Flor: An Open High Performance RDMA Framework Over Heterogeneous RNICs
Abstract
Datacenter applications have been increasingly applying RDMA for the ultra-low latency and low CPU overhead. However, RDMA-capable NICs (RNICs) of different vendors and different generations from the same vendors do not cooperate well, which causes bandwidth imbalance in the production network. Our observation of the heterogeneous RNICs is that though the data path functions of these RNICs follow the same RoCEv2 specifications, their control path functions are vendor and version specific. To this end, we propose Flor, an open framework that provides a flexible control plane in software and a unified hardware plane by adopting heterogeneous RNICs. The hardware plane requires no changes of current specifications.

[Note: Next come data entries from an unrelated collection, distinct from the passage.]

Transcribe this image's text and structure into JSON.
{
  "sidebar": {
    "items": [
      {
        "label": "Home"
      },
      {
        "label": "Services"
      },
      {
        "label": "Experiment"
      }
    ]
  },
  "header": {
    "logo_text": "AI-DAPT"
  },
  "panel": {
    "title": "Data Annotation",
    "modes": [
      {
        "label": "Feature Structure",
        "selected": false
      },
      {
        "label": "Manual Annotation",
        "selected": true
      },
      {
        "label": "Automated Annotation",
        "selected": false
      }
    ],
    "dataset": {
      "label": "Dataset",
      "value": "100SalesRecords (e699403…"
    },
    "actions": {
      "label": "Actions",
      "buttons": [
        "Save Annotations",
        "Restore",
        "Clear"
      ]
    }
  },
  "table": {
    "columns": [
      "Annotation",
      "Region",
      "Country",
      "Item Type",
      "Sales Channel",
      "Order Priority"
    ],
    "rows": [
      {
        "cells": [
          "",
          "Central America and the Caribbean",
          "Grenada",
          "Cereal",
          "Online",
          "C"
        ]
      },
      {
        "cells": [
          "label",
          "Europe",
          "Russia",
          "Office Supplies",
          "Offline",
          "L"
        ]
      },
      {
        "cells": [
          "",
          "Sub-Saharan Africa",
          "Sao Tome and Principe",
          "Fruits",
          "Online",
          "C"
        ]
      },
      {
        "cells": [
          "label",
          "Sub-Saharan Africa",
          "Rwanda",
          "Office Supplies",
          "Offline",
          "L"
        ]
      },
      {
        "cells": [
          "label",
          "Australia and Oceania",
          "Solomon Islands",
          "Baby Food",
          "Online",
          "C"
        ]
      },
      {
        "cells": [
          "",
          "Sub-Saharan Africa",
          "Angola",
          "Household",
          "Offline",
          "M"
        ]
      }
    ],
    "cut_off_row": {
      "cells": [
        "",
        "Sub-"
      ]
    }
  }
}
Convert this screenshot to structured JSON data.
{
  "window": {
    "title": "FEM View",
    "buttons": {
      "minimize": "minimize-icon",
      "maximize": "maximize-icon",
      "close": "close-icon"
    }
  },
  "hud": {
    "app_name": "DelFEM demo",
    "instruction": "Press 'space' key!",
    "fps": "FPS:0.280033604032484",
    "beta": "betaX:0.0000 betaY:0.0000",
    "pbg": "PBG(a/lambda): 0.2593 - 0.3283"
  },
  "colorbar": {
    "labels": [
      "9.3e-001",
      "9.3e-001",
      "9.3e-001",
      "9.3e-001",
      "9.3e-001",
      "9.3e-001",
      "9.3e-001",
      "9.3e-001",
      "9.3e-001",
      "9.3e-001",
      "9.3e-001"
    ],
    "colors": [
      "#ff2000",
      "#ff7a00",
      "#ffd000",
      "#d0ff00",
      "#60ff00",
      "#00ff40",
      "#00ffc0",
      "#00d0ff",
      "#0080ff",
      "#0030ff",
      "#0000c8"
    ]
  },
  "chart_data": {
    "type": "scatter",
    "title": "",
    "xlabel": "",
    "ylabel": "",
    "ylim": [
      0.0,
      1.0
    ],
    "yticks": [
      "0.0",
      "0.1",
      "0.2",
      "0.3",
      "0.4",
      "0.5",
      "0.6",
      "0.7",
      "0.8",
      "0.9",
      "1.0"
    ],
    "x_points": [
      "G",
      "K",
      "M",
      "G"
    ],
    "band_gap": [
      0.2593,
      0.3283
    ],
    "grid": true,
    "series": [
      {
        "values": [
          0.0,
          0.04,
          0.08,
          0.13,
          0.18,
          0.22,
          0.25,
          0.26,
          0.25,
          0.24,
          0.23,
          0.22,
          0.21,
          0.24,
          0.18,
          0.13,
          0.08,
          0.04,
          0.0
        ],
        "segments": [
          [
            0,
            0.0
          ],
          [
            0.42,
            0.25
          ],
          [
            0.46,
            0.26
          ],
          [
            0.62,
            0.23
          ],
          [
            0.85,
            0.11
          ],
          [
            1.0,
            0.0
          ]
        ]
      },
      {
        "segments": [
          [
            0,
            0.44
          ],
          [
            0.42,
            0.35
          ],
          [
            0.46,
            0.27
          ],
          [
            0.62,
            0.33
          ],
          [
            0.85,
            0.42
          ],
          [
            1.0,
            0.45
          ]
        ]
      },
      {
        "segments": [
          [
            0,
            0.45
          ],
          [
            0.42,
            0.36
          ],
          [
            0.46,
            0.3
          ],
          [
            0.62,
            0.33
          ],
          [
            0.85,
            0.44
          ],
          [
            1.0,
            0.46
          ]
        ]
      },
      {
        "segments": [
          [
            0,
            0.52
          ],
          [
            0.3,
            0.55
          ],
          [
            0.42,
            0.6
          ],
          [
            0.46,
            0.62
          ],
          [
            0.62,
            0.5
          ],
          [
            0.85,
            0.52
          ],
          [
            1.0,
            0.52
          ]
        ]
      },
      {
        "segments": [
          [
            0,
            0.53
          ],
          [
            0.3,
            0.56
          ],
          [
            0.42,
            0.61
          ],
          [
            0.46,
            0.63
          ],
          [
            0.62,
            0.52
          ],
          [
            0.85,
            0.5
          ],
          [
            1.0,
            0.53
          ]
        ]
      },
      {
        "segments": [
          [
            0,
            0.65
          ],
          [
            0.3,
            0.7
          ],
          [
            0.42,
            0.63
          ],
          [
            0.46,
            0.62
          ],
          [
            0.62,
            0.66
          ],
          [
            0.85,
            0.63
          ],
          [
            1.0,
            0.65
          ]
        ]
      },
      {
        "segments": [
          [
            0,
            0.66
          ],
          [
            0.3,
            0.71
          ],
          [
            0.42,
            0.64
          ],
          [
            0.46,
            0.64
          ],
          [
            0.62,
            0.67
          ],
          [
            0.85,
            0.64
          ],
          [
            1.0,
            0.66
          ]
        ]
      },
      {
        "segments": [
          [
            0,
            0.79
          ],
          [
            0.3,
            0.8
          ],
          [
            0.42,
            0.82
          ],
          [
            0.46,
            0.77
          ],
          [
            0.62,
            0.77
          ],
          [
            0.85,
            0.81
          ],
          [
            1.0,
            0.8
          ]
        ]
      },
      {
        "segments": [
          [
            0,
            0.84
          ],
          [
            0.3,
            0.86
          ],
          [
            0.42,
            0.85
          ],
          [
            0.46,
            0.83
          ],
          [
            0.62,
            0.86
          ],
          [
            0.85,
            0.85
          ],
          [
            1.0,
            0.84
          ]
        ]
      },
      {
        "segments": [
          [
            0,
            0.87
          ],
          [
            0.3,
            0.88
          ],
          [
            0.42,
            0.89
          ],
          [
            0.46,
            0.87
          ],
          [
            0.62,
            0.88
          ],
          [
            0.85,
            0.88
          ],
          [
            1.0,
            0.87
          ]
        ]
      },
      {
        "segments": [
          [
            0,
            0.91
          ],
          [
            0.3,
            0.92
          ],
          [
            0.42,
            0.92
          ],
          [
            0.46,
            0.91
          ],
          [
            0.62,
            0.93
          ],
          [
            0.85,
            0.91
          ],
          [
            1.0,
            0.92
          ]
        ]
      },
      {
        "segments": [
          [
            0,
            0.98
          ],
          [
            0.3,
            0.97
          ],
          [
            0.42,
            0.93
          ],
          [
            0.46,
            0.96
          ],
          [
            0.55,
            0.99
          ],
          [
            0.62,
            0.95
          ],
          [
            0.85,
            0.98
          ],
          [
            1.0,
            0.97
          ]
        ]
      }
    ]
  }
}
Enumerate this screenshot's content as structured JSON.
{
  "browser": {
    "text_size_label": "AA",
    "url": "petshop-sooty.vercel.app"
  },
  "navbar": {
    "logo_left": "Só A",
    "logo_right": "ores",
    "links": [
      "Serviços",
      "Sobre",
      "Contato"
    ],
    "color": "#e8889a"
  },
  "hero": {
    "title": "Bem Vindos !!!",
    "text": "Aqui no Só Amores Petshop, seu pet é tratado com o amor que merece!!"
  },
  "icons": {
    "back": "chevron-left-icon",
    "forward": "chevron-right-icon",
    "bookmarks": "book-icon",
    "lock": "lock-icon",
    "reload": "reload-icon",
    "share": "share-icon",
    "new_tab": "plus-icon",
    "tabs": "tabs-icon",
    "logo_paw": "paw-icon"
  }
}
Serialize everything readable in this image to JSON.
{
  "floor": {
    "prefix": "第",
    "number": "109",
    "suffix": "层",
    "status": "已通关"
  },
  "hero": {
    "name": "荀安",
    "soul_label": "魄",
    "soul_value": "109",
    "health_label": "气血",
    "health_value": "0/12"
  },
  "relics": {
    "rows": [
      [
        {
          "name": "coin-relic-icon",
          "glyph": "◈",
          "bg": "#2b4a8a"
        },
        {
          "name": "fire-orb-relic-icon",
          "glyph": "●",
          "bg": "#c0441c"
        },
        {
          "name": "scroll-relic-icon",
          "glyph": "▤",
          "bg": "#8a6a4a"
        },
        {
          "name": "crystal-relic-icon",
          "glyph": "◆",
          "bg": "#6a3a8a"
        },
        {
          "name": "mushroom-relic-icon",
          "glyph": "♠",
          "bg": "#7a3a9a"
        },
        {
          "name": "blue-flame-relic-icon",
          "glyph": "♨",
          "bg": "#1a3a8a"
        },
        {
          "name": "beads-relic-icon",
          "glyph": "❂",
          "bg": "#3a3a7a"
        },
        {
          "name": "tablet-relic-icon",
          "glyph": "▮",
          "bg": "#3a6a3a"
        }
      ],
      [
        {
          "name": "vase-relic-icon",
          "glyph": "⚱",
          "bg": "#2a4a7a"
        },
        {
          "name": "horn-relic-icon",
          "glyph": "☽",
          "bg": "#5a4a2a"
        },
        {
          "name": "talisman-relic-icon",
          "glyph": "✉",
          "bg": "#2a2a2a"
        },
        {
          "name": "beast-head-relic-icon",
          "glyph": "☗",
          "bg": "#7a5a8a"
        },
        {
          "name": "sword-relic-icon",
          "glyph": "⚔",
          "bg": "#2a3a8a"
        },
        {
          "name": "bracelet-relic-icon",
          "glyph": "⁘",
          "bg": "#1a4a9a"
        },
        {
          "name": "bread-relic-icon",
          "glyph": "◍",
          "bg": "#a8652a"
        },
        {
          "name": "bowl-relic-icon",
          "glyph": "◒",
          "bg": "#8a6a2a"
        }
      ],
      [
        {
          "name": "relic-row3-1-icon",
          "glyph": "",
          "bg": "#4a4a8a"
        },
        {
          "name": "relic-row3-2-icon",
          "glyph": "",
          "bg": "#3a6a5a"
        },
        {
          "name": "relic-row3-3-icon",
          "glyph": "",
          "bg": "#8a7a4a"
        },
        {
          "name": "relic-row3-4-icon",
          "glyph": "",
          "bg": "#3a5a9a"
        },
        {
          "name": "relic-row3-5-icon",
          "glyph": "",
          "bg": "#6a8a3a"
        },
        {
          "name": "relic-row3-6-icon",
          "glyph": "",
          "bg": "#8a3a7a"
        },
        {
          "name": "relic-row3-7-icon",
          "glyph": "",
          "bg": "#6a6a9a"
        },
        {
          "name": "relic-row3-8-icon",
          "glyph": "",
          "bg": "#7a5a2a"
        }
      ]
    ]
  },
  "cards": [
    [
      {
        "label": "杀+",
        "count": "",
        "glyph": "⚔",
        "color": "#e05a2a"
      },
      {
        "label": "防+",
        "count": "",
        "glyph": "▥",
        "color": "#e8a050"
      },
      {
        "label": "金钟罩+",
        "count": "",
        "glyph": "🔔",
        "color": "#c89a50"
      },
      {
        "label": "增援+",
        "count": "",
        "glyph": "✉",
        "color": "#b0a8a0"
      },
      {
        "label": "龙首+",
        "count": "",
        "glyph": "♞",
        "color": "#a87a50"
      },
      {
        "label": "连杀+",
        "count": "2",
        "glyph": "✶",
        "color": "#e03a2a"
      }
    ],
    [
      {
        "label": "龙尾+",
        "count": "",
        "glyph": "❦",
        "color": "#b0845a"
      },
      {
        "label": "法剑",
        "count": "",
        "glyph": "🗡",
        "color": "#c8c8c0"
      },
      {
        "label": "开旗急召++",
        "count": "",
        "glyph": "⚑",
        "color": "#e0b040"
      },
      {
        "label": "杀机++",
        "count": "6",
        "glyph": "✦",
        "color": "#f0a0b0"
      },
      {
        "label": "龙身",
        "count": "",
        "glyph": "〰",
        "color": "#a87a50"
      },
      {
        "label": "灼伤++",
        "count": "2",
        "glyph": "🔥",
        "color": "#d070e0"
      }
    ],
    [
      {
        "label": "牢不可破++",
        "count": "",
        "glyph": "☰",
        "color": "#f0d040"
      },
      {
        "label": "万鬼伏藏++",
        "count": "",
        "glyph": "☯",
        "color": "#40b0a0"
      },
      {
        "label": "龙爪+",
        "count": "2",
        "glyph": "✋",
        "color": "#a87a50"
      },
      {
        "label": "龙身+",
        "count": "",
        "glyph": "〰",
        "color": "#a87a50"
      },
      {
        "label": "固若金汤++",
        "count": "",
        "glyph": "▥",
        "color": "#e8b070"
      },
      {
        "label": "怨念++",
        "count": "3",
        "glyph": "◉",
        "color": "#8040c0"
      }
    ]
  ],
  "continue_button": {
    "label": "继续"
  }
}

The software plane can run in NPU of RNICs, DPUs and host CPUs, following which we build up strengthen reliable transport over the large-scale lossy Ethernet. We implemented and evaluated Flor in both testbed and production clusters over Intel E180, Mellanox CX-4 and CX-5 and Broadcom RNICs. Experiments show that Flor achieves comparable performance to vanilla RDMA in many scenarios including 1/4096 packet loss, 6000:1 incast, and large-scale cross-pod communication. Flor mitigates the performance gap of CX-4 and CX-5 RNICs from 24.3% to 1.3% when they are deployed together without PFC dependency.